A new clinical trial program targeting rare, advanced cancers at the Albury Wodonga Regional Cancer Centre is set to double its patient intake.

A further $27,500 provided by the Albury Wodonga Regional Cancer Centre Trust Fund will enable the Border Medical Oncology Research Unit to expand the Molecular Screening and Therapeutics (MoST) program from 50 to 100 patients.

The program overseen by Australia’s Genomic Cancer Medicine Centre, Omico, involves molecular testing of patients’ previously removed tumours with the aim of providing more targeted treatment.

Albury became the first regional site to be involved in the program following a $27,500 grant from the Trust Fund last September.

Medical Oncologist Prof Craig Underhill said of the first 40 patients recruited, 27 results had so far been received.

“Twelve patients have actionable mutations, and six patients are enrolled on clinical trials so far,” he said.

“This is in line with the published data in international literature and the experience with Australian metropolitan sites in the MoST program.

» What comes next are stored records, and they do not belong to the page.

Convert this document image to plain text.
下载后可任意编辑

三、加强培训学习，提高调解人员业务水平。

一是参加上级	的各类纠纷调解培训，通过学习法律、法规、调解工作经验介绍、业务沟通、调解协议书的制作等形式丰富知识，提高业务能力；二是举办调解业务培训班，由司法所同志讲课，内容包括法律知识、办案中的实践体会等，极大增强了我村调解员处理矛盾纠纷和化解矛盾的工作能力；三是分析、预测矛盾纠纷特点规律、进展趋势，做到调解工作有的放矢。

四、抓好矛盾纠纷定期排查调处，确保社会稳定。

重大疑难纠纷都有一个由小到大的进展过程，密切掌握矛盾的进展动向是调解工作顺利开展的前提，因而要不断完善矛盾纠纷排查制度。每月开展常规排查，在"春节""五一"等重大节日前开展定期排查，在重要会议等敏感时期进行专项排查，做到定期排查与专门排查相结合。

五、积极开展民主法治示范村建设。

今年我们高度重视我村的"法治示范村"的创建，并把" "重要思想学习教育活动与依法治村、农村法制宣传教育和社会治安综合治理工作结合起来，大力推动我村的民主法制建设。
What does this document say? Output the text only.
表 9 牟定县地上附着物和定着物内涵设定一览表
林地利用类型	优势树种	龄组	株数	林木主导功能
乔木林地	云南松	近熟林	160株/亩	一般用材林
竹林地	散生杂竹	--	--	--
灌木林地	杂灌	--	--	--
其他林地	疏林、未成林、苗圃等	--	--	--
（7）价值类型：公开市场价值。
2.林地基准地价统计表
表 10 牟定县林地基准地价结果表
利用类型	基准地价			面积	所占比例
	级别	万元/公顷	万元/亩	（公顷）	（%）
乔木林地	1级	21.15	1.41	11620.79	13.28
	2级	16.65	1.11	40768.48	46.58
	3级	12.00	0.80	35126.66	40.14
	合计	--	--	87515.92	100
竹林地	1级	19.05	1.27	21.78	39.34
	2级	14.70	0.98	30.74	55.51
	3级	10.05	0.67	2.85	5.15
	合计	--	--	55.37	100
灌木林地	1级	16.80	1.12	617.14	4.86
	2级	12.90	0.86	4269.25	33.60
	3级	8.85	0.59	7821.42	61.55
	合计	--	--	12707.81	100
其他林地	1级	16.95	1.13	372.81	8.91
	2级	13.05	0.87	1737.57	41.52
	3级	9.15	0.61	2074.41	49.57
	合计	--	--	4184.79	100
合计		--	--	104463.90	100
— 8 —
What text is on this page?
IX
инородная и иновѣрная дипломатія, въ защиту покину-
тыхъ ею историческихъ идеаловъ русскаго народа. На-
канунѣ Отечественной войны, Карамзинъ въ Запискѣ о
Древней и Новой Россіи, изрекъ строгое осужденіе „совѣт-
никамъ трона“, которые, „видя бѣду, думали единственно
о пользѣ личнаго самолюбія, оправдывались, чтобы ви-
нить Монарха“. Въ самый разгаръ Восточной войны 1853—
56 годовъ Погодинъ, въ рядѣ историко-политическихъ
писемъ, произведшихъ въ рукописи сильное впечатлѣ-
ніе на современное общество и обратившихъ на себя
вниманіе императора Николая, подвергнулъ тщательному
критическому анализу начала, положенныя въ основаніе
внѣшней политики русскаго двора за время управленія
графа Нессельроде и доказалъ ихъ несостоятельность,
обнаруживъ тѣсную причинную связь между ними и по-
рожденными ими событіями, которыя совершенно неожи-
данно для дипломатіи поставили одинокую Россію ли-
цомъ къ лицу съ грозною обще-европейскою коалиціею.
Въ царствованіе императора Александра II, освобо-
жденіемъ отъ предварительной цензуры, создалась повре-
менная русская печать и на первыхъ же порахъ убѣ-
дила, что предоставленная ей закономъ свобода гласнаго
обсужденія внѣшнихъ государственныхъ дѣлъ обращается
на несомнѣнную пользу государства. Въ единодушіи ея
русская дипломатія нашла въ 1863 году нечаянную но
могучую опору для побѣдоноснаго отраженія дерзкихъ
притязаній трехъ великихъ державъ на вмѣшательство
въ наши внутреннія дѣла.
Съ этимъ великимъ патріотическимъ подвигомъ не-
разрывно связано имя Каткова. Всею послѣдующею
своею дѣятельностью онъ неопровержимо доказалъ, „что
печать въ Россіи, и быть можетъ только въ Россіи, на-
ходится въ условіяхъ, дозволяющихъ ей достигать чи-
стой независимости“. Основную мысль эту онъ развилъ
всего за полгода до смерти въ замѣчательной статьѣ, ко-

“Not all patients’ tumours have mutations that can be targeted with new treatments but a significant do.”

Prof Underhill said under the program, new treatment options are based on the personal and genetic profile of the patient’s cancer instead of where it is located in the body.

“In these trials, rather than focusing on a tumour’s location, such as the ovaries, patients with for example ovarian cancer, pancreatic or sarcoma who have a shared harmful mutation, are treated with a drug that may target that mutation,” he said.

The Trust Fund’s contribution pays one third of the trial cost, with the remainder being covered by the Federal Government.

Chair, Michelle Hensel, said it is one of Trust Fund four key priority areas to support research at the cancer centre.

“We’re excited to be involved in this amazing trial, which is a first in a regional area,” she said.

“It gives hope to people who are given a serious cancer diagnosis, that they might be involved in a trial that could change the outcome for them and future cancer patients.”